When AsiaLIFE Guide contacted CINTRI they were unavailable to be interviewed. According to their website the company in 2002 signed an exclusivity agreement with the Municipality of Phnom Penh to provide rubbish collection services for a period of forty-nine years. “When negotiating with a private company, the government could include a requirement to build a compost plant,” says Kora. “If that’s not possible, then they should find a partner who can do the job and provide them with a licence.” However, he thinks that the future might see improvements. He believes the market is out there, it’s just that the people need to learn skills to make compost out of organic waste from urban people. “The market exists,” he says.
Towards a Solution
“When waste is collected, you need to think of a transit area,” Kora says. He proposes a processing centre for all the household waste where the waste pickers help separate it, clean the recyclable waste and pack it properly for shipment and sale abroad.
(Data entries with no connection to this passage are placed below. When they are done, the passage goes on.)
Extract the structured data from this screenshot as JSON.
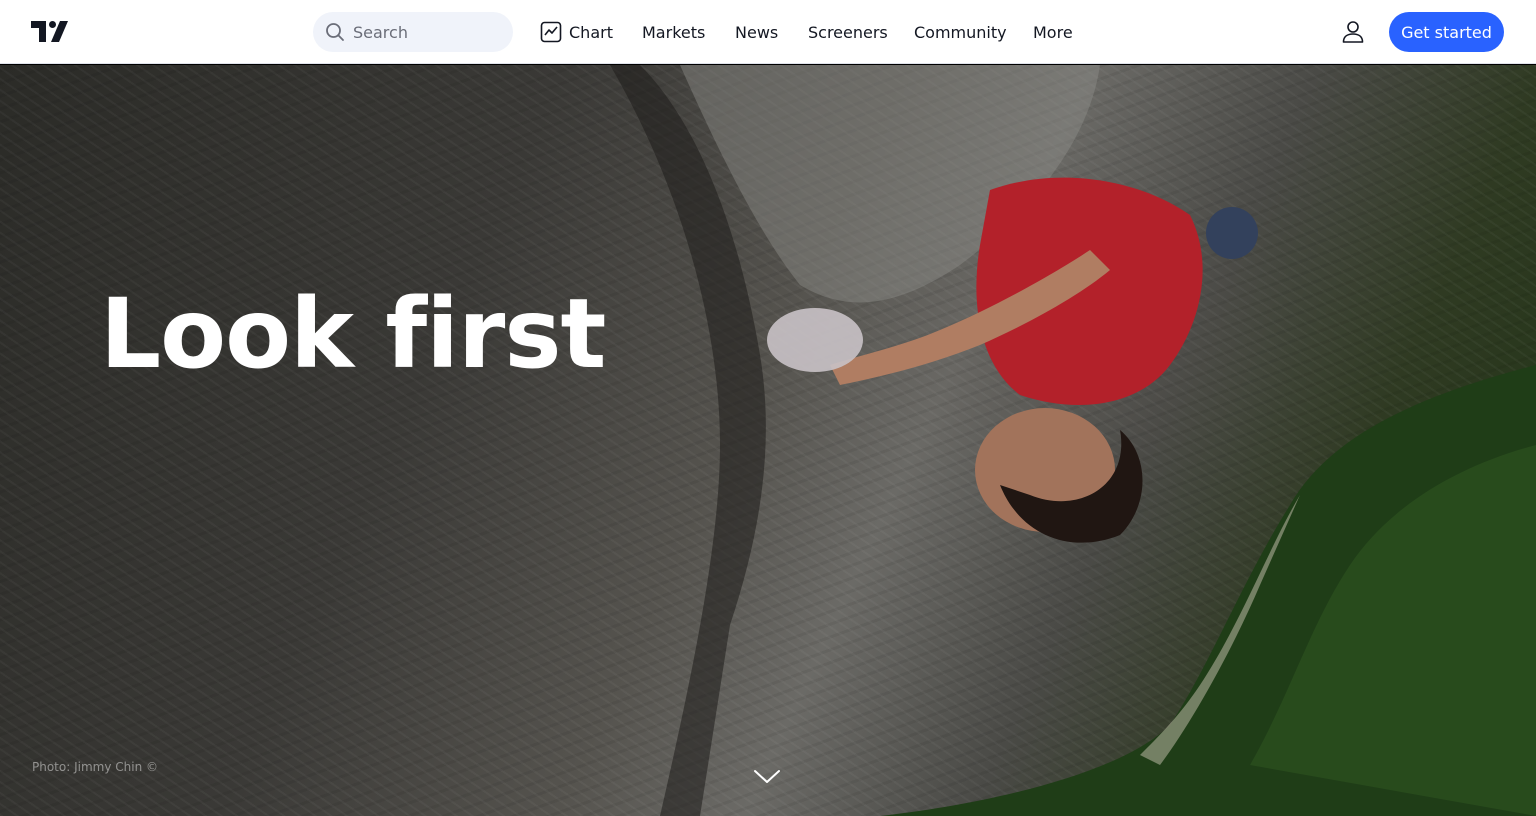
{
  "header": {
    "logo": "tradingview-logo",
    "search": {
      "placeholder": "Search",
      "value": "",
      "icon": "search-icon"
    },
    "nav": [
      {
        "label": "Chart",
        "icon": "chart-icon"
      },
      {
        "label": "Markets"
      },
      {
        "label": "News"
      },
      {
        "label": "Screeners"
      },
      {
        "label": "Community"
      },
      {
        "label": "More"
      }
    ],
    "user_icon": "user-icon",
    "cta_label": "Get started",
    "cta_color": "#2962ff"
  },
  "hero": {
    "headline": "Look first",
    "photo_credit": "Photo: Jimmy Chin ©",
    "scroll_icon": "chevron-down-icon"
  }
}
It would considerably reduce the waste that ends up on dumps and decrease the burden on the environment. “The waste pickers would be very happy to be part of such a system because waste separation for them means a way to provide income,” he says. “They should be assisted with their hygiene and be provided with protective clothing and masks.”
There’s also work to be done at the consumer end. According to Kora, the government should do a lot of public awareness campaigns and set up a system so that households know where they can put their different kinds of waste – public recycling containers for example. “If you keep the current system, people don’t want to change, or even if they want to change, they can’t, so you have to give them a way to change,” he says.